Revoir l’approche de l’école ?
Si les deux approches ne devraient pas être distingués, aujourd’hui, pour Nadjet TABOURI, professeure des écoles, enseignante spécialisée à dominante pédagogique et formatrice experte (faculté d’éducation et de formation, ICP-Paris), "différents aspects de l’école sont à rediscuter : le principe d’une classe de niveau par âge, la focalisation sur les programmes en termes de notions plus que de compétences, la formation et l’accompagnement des enseignants, la représentation sociale de la réussite, etc. L’école évolue et ne ressemble aujourd’hui en rien ou presque à l’école d’il y a 20 ou 30 ans, mais beaucoup plus dans la forme que dans le fond."
La question du "faire autrement" semble donc indispensable, incontournable, essentielle. Est-ce à dire que le CAPPEI (certificat d'aptitude professionnelle aux pratiques de l'éducation inclusive) devrait être rendu commun à tous les enseignants ?

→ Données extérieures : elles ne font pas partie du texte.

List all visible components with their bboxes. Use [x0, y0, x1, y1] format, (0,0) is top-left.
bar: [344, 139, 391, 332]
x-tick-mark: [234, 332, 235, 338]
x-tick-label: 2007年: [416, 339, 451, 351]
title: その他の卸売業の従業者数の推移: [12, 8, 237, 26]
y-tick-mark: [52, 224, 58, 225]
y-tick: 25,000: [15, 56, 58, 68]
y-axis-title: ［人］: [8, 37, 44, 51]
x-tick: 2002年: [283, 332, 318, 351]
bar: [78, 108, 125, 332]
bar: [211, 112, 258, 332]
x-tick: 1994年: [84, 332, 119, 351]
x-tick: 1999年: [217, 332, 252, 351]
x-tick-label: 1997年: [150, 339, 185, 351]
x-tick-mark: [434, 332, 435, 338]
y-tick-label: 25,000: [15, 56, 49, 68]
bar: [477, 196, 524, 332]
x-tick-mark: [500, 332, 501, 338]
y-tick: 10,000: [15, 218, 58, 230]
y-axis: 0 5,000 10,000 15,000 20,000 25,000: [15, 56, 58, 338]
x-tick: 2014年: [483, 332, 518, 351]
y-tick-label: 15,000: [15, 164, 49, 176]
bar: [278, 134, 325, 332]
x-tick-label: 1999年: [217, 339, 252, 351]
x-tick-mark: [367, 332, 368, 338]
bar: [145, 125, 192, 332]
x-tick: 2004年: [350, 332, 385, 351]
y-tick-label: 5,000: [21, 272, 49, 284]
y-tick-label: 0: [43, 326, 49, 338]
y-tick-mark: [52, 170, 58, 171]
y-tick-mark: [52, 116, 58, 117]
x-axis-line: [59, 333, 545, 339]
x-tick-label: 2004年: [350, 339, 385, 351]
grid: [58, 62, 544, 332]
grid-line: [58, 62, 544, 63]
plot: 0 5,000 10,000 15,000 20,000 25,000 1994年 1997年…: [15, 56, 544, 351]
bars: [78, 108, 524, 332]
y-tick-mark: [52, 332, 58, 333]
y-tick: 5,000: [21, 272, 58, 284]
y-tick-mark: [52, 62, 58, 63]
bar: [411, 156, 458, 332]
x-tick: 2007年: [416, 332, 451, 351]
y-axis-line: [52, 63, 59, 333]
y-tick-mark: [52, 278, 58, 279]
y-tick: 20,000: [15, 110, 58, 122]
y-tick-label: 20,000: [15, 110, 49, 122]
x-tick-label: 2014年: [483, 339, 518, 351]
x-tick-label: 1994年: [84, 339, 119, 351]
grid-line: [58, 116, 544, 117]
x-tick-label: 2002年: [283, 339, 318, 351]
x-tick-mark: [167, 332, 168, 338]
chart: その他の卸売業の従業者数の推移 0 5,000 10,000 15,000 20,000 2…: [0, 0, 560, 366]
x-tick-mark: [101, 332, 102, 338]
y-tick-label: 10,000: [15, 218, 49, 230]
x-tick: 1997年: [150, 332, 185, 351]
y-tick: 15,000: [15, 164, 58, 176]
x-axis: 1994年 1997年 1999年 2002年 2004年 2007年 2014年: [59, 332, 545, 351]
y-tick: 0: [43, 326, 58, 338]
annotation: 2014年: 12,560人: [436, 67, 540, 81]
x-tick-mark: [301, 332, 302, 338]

Le CAPPEI, la certification de l’école inclusive
Le CAPPEI est donc une certification de l’Éducation Nationale, dont l’enjeu est de former des enseignants et des enseignantes "à l’accompagnement des élèves à besoins éducatifs particuliers qu’ils soient porteurs ou non de handicap".
Nadjet TABOURI nous éclaire sur ses enjeux : "Les enseignants acquièrent des connaissances sur les différents processus d’apprentissage, le développement de l’enfant et de l’adolescent, approfondissent leurs connaissances didactiques et pédagogiques. Ils sont amenés à occuper des postes d’enseignants spécialisés en RASED, en ULIS, SEGPA IME ou tout autre dispositif lié à l’inclusion."
Mais au-delà de ces apprentissages, la question de la transmission est, au sein du CAPPEI, primordiale, puisque les enseignants formés sont aussi chargés de “diffuser les enjeux éthiques et sociétaux liés à inclusion et être personne-ressource auprès de leurs collègues. Ils apportent leurs expertises et leurs connaissances pour contribuer à la scolarisation de tous les élèves”.
Un diplôme important, dont l’École en général pourrait s’emparer. "L’école peut accueillir tout le monde, elle n’est pas encore prête, certes, mais elle s’inscrit dans un processus débuté il y a quelques siècles déjà."
Néanmoins, il semble inutile de faire peser une pression supplémentaire sur les professeurs, portés par l’injonction permanente à l’inclusion. Pour Nadjet TABOURI, il est nécessaire de "prendre en compte les besoins des enseignants, leur laisser le temps et les accompagner. Miser sur la formation initiale est également primordial. Le métier n’est pas juste boudé pour la rémunération, mais pour la complexité et le sentiment d’inefficacité qui devient vite décourageant”.
Une bonne collaboration entre AESH et enseignants, des moyens sans cesse augmentés, une meilleure formation, une compréhension profonde des écarts, une prise de conscience collective sur le "faire autrement", autant d’ingrédients (et plus encore) qui, mis bout à bout, pourraient construire l’école de demain, une école qui, comme le laisse penser Nadjet TABOURI, "sera inclusive quand elle n’aura plus besoin d’un adjectif pour la décrire comme telle".